La crise liée au COVID-19 contraint le juriste à revoir ses fondamentaux contractuels. La prolifération d’avis et d’opinions sur les réseaux sociaux nécessitent une constante remise à niveau pour éviter que des rumeurs infondées ou des principes issus d’autres ordres juridiques ne sèment la confusion dans l’esprit du praticien et de ses clients.
C’est ainsi qu’ayant récemment appris que le Président du Tribunal de commerce de Paris avait considéré – au stade des mesures provisionnelles – que la crise sanitaire liée au COVID-19 pouvait être constitutive, en droit français, d’un cas de force majeure de nature à suspendre des obligations contractuelles de livraisons et de paiement d’un débiteur à l’égard de son co-contractant, (cf.
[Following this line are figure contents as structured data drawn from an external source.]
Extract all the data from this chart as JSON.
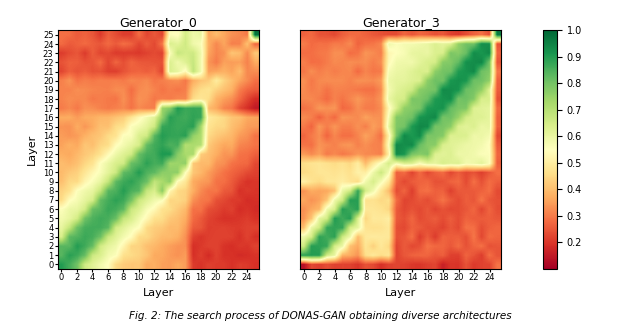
{
  "title1": "Generator_0",
  "title2": "Generator_3",
  "xlabel": "Layer",
  "ylabel": "Layer",
  "figcaption": "Fig. 2: The search process of DONAS-GAN obtaining diverse architectures",
  "n_layers": 26,
  "cmap": "RdYlGn",
  "vmin": 0.1,
  "vmax": 1.0,
  "colorbar_ticks": [
    0.2,
    0.3,
    0.4,
    0.5,
    0.6,
    0.7,
    0.8,
    0.9,
    1.0
  ],
  "xtick_step": 2,
  "ytick_step": 1,
  "figsize": [
    6.4,
    3.36
  ],
  "dpi": 100
}
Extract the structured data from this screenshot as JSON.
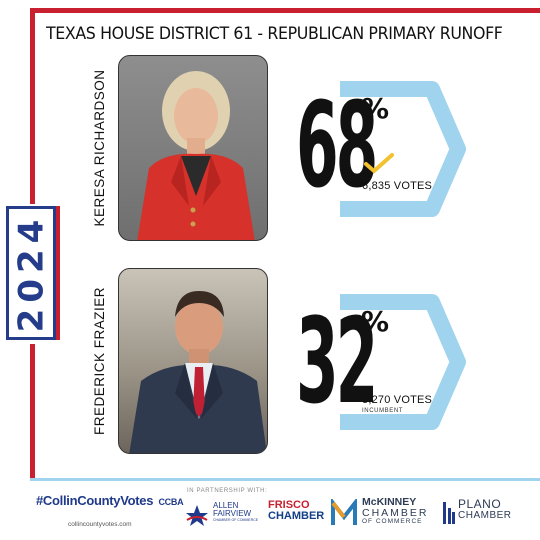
{
  "title": "TEXAS HOUSE DISTRICT 61 - REPUBLICAN PRIMARY RUNOFF",
  "year": "2024",
  "candidates": [
    {
      "name": "KERESA RICHARDSON",
      "percent": "68",
      "percent_sign": "%",
      "votes": "6,835 VOTES",
      "winner": true,
      "note": ""
    },
    {
      "name": "FREDERICK FRAZIER",
      "percent": "32",
      "percent_sign": "%",
      "votes": "3,270 VOTES",
      "winner": false,
      "note": "INCUMBENT"
    }
  ],
  "footer": {
    "brand": "#CollinCountyVotes",
    "brand_site": "collincountyvotes.com",
    "partnership": "IN PARTNERSHIP WITH:",
    "ccba": "CCBA",
    "allen_line1": "ALLEN",
    "allen_line2": "FAIRVIEW",
    "allen_line3": "CHAMBER OF COMMERCE",
    "frisco_line1": "FRISCO",
    "frisco_line2": "CHAMBER",
    "mckinney_line1": "McKINNEY",
    "mckinney_line2": "CHAMBER",
    "mckinney_line3": "OF COMMERCE",
    "plano_line1": "PLANO",
    "plano_line2": "CHAMBER"
  },
  "colors": {
    "red": "#c8202f",
    "navy": "#243c8a",
    "sky": "#9fd3ee",
    "check": "#f2c12e"
  }
}
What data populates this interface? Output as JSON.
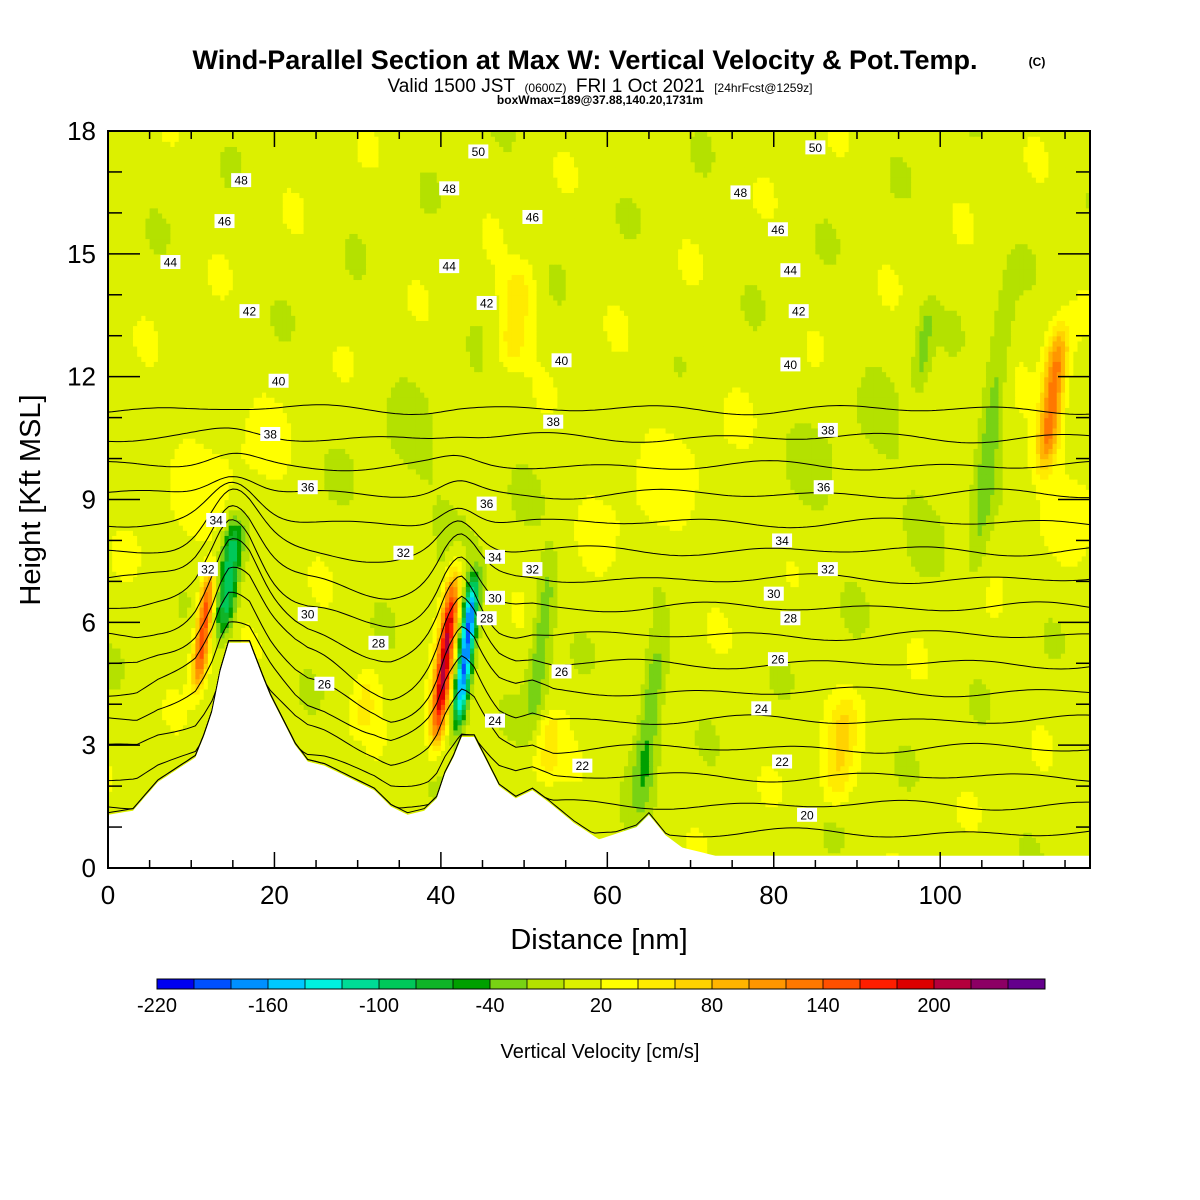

T. com. Paris, 20 mai 2020, Total Direct Energie c. EDF), nous nous sommes interrogés sur la situation en droit suisse.
Le droit suisse des contrats (le code des obligations) ne contient pas de définition de la notion de force majeure, mais considère que celle-ci est un événement extérieur extraordinaire, imprévisible et insurmontable interrompant le lien de causalité entre la violation du contrat et le dommage causé par cette violation. Comme la responsabilité contractuelle en droit suisse est une responsabilité pour faute (art. 97 CO), le débiteur peut donc se libérer de sa responsabilité en prouvant l’absence de faute si son inexécution est provoquée par un cas de force majeure.
Il découle de cette conception qu’un cas de force majeure ne saurait permettre en soi l’interruption d’une obligation contractuelle (comme dans la jurisprudence française susmentionnée), mais uniquement exonérer le débiteur frappé de cette incapacité de sa responsabilité dans le dommage subi par son co-contractant. En outre, cette conception permettra de s’exonérer de la responsabilité pour non-exécution, mais non de celle pour mauvaise exécution. Elle ne permettra pas non plus d’annuler l’exécution si les prestations sont devenues inutiles du fait d’un événement de force majeure.
Pour pallier aux lacunes du droit suisse, il importe donc d’insérer dans les contrats à conclure une clause de force majeure bien pensée et adaptée au cas d’espèce.
Celle-ci devra tout d’abord définir ce que les parties entendent par force majeure. A cet égard, elles veilleront à n’insérer qu’une liste exemplative de cas tombant dans cette définition. Nous recommandons d’y insérer les cas de pandémie ou d’épidémie. Une autre situation qui doit à notre sens également être mentionnée dans la liste des cas de force majeure est celle des sanctions économiques internationales (de plus en plus fréquentes dans notre environnement politique actuel) empêchant par exemple le débiteur d’une prestation de s’approvisionner auprès de tiers frappés d’embargo pour remplir ses obligations contractuelles.
La clause contractuelle de force majeure devra en outre non seulement permettre une exonération de responsabilité, mais aussi prévoir les conséquences de l’inexécution, soit par exemple la fixation d’un délai supplémentaire au débiteur pour s’exécuter, délai au-delà duquel le contrat pourra être résilié.
Notre expérience nous montre toutefois que les Parties (en particulier les banques dispensatrices de crédits – mais aussi les bailleurs) se refusent systématiquement à prévoir une clause de force majeure permettant au débiteur de l’obligation de paiement de s’exonérer de toute responsabilité en cas d’inexécution pour cause de force majeure, l’obligation de paiement étant toujours réputée « possible », même en cas de pandémie ou d’embargo.